聽見鄰居的關門聲,莊冕安也輕輕帶上了房門。換下鞋子,把手機放在床頭柜上充電。轉身從陽台收進了已經幹了的衣服,莊冕安又重新坐回床頭。
手肘擱在大腿上,莊冕安看著時不時亮屏的手機,一條條湧入的消息,終於又拿起了手機。
點開與沈原習的對話框,單擊他的頭像,下一步的操作猶豫了很久,最終莊冕安把沈原習的消息設置成了免打擾。
對沈原習產生特殊的情愫,是莊冕安不曾預料過的一場意外。不是沒想過在如今的形勢下順理成章地和沈原習在一起,可莊冕安始終沒法真正放下心裡的顧忌。
一是年紀。沈原習和莊冕的年齡相近,莊冕安也從未和比自己小的人談過戀愛。所以莊冕安總覺得,自己對沈原習產生的情愫是假性的,只是沈原習身上那股子青春的勁頭,讓他緬懷起了自己逝去的青春。

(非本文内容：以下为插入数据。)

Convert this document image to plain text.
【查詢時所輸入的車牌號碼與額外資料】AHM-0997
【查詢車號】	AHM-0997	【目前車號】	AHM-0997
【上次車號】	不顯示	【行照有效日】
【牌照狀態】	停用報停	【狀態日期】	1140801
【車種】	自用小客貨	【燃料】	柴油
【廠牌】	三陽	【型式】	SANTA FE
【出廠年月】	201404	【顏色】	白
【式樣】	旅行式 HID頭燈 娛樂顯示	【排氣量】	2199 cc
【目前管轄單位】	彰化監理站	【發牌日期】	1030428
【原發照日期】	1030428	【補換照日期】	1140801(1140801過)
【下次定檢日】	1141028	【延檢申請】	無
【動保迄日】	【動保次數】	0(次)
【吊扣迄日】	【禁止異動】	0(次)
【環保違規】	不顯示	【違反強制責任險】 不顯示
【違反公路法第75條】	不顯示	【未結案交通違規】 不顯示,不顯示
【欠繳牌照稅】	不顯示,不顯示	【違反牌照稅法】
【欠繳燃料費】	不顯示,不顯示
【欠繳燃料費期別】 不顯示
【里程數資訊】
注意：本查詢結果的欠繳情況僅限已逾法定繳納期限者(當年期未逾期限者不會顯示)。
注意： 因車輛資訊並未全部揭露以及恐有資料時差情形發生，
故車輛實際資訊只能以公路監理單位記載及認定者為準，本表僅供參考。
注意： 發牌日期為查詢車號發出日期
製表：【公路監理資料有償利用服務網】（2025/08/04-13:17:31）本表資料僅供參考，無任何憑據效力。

二是性別。沈原習一直以為手機對面的人是女的,貿然揭開這層謊言,讓沈原習直面這場「騙局」,即使這不是莊冕安的本意,他也很難做到。
接下來的一周,莊冕安都沒有回覆沈原習的消息。
也沒有錯過沈原習的每一條消息。
沒有回覆沒能打消沈原習的分享欲,他甚至貼心地詢問「安姐」最近是否太過忙碌。
可再有耐心的人也會被戛然而止的互動挫傷。
劉溢在周五找上沈原習的時候,發現了他的心不在焉:「怎麼聽了這個你都沒反應?」
「什麼?」沈原習鎖屏,「我剛剛走神了。」
「我說,張若婉說可以跟我試試。」
「是嘛。」沈原習重新解鎖手機屏幕,看到的依舊是一片綠色的消息框,「恭喜你啊。」
「就這反應?」劉溢沒得到分享喜悅的滿足感,瞥到了沈原習的手機屏幕,「你最近什麼情況。」
「沒什麼。」沈原習看著正在換衣服的劉溢,「要出去約會?」
「是啊,周五了。」劉溢看著鏡子,整理好衣服後走到沈原習身後,「我還能遲點出門,要不你跟我講講,我來幫幫你。」
沈原習疑惑地看向劉溢,欲言又止。
劉溢直起了背,說道:「畢竟我快見到勝利的曙光了,你還在黎明前的黑暗中呢。」
沈原習抿嘴輕嘆,說出了這一周自己面對的無回應的、突如其來的冷淡。
「這麼多天沒回復,你居然還在發?」劉溢被沈原習的毅力震驚到。
「可是,其實我自己在發這些內容的時候,也挺.…..開心的…..」沈原習說這話的時候底氣不足,他對自己的這種「自虐式」行為也有些難以啟齒。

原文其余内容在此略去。